All of this was me doing something.  I'm a doer.  In the midst of this doing, came the "being" time.  It stole in as I worked and planned.  I needed to focus on "being"--trusting God to care for my children now and in the future...  trusting Him to guide me when the time comes for them to transition to new teachers...  trusting God and reminding myself of the convictions God has given me that we should homeschool...  remembering what I'm doing and why.

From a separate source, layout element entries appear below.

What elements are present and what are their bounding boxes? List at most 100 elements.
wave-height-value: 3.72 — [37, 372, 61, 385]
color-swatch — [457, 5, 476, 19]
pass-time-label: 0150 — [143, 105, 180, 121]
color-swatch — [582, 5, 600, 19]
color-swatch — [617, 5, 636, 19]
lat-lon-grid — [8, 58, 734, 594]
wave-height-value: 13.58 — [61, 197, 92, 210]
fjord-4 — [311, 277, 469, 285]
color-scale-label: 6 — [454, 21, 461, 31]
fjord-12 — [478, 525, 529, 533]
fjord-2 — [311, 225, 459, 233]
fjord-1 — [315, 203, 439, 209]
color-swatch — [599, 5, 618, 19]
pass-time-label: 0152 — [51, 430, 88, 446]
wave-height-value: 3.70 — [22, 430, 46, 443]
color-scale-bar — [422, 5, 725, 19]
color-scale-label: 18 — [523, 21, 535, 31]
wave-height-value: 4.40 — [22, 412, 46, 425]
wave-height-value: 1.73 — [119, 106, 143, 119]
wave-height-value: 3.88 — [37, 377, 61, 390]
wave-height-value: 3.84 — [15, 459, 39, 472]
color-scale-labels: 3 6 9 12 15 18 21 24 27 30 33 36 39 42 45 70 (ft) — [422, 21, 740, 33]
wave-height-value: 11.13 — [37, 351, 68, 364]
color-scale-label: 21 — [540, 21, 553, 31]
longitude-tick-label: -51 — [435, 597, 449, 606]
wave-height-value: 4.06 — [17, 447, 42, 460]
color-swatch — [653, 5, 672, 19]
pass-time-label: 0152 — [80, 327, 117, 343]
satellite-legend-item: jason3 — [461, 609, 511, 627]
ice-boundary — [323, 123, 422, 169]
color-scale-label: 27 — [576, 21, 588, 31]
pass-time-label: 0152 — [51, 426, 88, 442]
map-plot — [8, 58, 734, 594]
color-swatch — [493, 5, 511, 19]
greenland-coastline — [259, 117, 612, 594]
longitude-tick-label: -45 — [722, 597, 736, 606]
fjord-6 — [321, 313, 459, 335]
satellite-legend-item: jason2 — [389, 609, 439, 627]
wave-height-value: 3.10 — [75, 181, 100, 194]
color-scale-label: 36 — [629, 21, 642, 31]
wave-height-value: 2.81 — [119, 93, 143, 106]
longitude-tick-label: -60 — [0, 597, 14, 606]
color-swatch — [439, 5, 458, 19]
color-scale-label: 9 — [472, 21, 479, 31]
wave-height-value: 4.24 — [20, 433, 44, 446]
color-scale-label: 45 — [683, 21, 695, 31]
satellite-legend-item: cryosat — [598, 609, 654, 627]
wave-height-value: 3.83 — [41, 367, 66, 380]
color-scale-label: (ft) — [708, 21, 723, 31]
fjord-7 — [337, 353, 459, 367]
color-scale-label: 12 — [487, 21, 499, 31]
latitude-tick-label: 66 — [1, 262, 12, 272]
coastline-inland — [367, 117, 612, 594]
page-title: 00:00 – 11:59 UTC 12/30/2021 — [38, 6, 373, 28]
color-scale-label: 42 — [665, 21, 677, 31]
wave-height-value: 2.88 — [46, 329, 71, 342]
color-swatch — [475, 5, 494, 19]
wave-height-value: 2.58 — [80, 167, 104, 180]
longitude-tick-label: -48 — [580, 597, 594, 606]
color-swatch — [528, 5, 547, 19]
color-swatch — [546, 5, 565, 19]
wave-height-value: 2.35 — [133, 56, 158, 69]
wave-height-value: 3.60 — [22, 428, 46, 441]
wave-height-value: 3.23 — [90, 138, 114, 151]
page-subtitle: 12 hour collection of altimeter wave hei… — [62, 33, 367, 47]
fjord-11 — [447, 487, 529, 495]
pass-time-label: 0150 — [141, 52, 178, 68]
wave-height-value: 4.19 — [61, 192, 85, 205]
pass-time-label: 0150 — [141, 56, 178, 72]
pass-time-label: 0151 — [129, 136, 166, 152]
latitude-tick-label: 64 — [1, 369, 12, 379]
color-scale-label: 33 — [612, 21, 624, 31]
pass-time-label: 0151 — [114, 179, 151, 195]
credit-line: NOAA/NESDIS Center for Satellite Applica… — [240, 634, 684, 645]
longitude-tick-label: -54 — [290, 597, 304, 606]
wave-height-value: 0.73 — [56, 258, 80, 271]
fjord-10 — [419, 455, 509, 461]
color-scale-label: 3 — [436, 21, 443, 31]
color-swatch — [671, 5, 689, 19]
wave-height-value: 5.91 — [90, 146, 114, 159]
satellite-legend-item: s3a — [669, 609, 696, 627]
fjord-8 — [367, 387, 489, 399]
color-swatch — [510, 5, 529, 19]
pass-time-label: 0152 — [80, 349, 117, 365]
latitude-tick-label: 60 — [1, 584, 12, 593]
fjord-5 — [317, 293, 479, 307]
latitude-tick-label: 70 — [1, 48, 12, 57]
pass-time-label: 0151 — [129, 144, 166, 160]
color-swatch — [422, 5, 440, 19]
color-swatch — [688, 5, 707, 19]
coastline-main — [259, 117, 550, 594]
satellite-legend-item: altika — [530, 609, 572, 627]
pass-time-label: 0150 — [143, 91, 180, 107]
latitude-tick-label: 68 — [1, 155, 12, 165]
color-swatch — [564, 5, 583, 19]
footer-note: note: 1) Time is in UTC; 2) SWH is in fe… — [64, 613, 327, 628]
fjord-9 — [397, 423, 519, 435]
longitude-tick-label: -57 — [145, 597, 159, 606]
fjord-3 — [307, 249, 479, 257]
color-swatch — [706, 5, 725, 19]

This week we're on our family vacation.  We take it after everyone goes back to school.  The vacation rental home is far cheaper and it saves us a lot of money.  We actually like the weather better, as well.  Each day, I've gotten to sit and be with my kids.  I love them.  I love the time I get to have with them.  I love climbing on the rocks with them and seeing them set off air rockets.  I love listening to them play paper dolls and legos.  I love hiking with them and eating new foods together.  I realize that I get to spend a lot of time with my kids because we homeschool.  It's not always easy time like these memories.  But, I don't think I would trade any of it.  

Homeschooling is a good fit for our family--for me, my husband, and our children.  But, I don't want to homeschool out of fear.  God doesn't call us to be afraid.  Instead he calls us to be strong and not to be dismayed or afraid. We are preparing our kids for what lies ahead for them... in the world.  


Kim said...

Every day I send my kids to our public school terrified that I am doing the wrong thing. I see so clearly the different world view and the influence it is having on my girls. And I want to hide. I think you are right that you need to prepare your children for whatever the future holds. But I also think it is appropriate to shield them from the world for as long as possible. I can't shake the feeling that I am sending my precious children into the lions den every day. At their ages there is no way that they can effectively handle the attacks on their faith, an yet that is what we expect of our public schooled children.
I'm not sure of my point here. Other than to say sometimes there are things to be afraid of.

Anne said...

We do expect that of our public schooled children. You're right. And yes, I agree that sometimes there are things to be afraid of. I was just thinking that tonight... There is good fear--like the fear that keeps us from touching a burning pot. And there is bad fear that makes us hide our heads in the sand. Sometimes I think it's hard to tell which is which, but I was thinking tonight that there is good and bad fear.

Kim said...

Yes. Good fear leads to wisdom. If I touch a hot pot I will get burned, so I won't touch that pot. And putting our heads in the sand is not an acceptable reaction either. We are commanded to trust and fear not. But we are not promised that everything will be nice and good along the way.
The more I am in the public school system the more I worry about my children. Every aspect of their faith is under assault from as early as Kindergarten. Evolution, sex ed, norming of homosexuality. Not to mention the necessary separation of parent and child and consequent fracturing of families.

It is very hard to tell the difference between good fear and bad fear.